Hacking the eye in the sky

Space wars are waged in cyberspace

It’s getting pretty crowded up there, in low earth orbit, with thousands of commercial communications satellites, and whole constellations of internet microsats. Then there are the many military ‘birds’ whose primary mission is to spy on the enemy, whoever that might be, but we’re not supposed to talk about them.

The Space Force has to know about all of them, to ensure that the collision avoidance system – driven by artificial intelligence – keeps them safely apart. Even a minor space crash could trigger debris that snowballs into the dreaded Kessler Syndrome.

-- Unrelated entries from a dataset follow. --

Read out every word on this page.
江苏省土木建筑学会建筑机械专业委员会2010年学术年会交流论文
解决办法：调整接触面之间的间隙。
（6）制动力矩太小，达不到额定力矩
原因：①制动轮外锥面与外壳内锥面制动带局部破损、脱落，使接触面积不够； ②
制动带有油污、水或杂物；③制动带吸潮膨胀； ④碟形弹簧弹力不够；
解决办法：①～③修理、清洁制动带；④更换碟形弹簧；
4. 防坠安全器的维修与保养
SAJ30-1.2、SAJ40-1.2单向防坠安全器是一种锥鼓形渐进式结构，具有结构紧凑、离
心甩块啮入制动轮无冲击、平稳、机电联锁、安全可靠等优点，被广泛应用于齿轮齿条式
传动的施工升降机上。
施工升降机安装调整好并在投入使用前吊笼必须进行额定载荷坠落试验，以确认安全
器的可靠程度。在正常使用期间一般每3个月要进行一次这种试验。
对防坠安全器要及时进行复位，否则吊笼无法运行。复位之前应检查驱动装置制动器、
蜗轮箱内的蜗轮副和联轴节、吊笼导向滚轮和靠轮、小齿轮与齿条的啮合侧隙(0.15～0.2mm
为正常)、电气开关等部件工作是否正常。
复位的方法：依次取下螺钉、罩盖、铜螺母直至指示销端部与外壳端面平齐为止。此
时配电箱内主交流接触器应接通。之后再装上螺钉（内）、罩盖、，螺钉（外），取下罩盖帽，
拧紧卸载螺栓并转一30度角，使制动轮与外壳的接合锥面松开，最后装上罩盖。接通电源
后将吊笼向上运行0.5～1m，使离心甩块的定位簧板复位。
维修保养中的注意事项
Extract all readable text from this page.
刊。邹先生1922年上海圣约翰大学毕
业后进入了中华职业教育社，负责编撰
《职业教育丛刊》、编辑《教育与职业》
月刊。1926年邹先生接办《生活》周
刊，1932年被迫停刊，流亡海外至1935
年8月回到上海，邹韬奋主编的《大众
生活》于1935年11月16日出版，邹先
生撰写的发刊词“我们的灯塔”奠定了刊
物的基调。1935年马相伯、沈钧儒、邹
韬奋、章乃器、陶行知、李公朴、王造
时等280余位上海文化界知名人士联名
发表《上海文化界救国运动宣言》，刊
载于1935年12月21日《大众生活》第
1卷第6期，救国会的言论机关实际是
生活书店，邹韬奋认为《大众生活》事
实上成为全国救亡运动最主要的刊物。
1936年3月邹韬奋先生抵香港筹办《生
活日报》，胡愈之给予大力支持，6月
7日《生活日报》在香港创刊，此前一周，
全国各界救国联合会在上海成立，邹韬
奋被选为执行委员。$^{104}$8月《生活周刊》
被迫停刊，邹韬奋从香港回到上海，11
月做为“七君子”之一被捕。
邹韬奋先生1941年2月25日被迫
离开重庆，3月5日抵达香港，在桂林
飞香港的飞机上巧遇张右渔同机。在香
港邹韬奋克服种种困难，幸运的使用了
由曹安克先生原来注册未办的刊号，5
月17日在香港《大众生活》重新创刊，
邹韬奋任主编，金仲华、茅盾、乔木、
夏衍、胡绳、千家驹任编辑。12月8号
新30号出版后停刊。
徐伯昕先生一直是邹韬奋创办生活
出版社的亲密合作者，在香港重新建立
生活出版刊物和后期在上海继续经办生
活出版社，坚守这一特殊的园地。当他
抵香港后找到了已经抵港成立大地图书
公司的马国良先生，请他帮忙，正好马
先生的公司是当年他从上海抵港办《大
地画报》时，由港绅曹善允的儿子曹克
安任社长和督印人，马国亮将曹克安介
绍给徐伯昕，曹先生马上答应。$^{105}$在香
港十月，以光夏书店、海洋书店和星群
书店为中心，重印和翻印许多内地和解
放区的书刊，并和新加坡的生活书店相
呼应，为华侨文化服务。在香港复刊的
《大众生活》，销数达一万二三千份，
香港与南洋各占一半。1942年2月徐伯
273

But there’s nowhere to hide in space, and every nation’s satellites are plainly visible, and their movements tracked. Which is where the hacking comes in. It’s one thing to know your enemy’s position, but even more useful to know what they are looking at. With powerful cameras being so small and cheap nowadays, even Starlink minisats can spy if they want to.

If you’re the hacker, once you’ve infiltrated a satellite network, you take great pains to cover your tracks. Like traditional spying, most of the advantage is lost the minute you are detected. Unless they actually attack you; then you can boast how weak their cyber defences are, and put them at a disadvantage.

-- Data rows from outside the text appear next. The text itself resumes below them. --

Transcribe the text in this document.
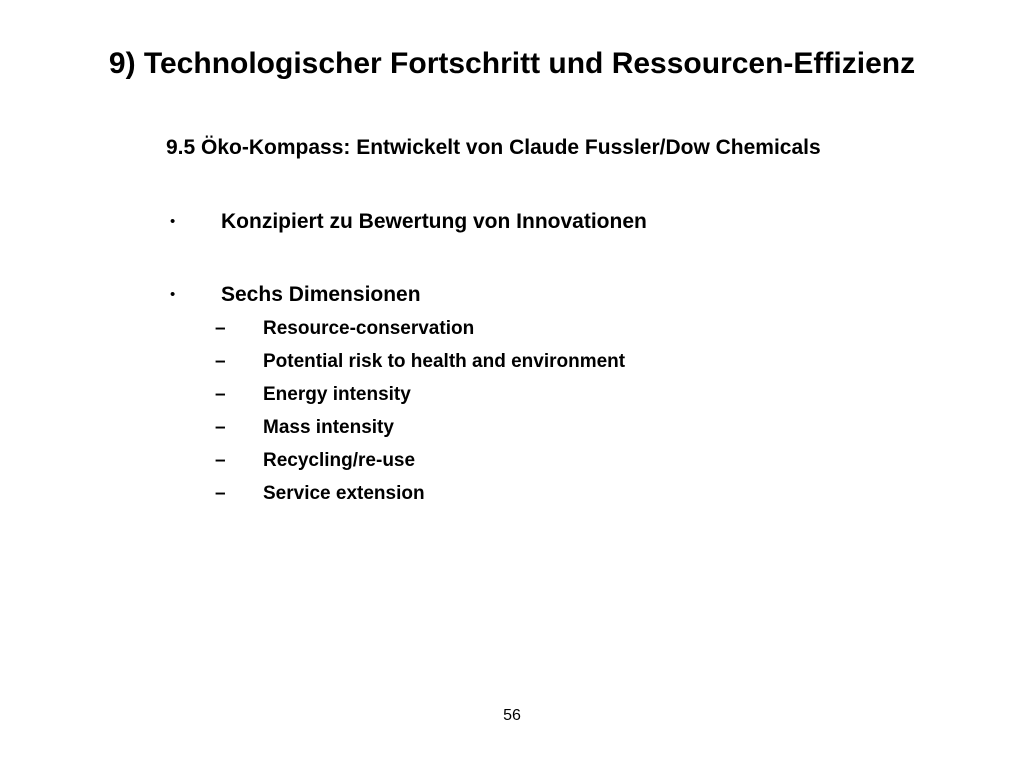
9) Technologischer Fortschritt und Ressourcen-Effizienz
9.5 Öko-Kompass: Entwickelt von Claude Fussler/Dow Chemicals
• Konzipiert zu Bewertung von Innovationen
• Sechs Dimensionen
– Resource-conservation
– Potential risk to health and environment
– Energy intensity
– Mass intensity
– Recycling/re-use
– Service extension
56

On the other hand, with all the commercial satellites in orbit, it’s hardly necessary to hack. For the right price you can buy super hi-res images direct from the operators and contract for real-time feeds, day or night. With a non-disclosure agreement in place, of course. Unless you are a pariah state, and subject to universal sanctions.

Yes, wars in space are not about weapons. They’re about data and intelligence, and they are fought in cyberspace.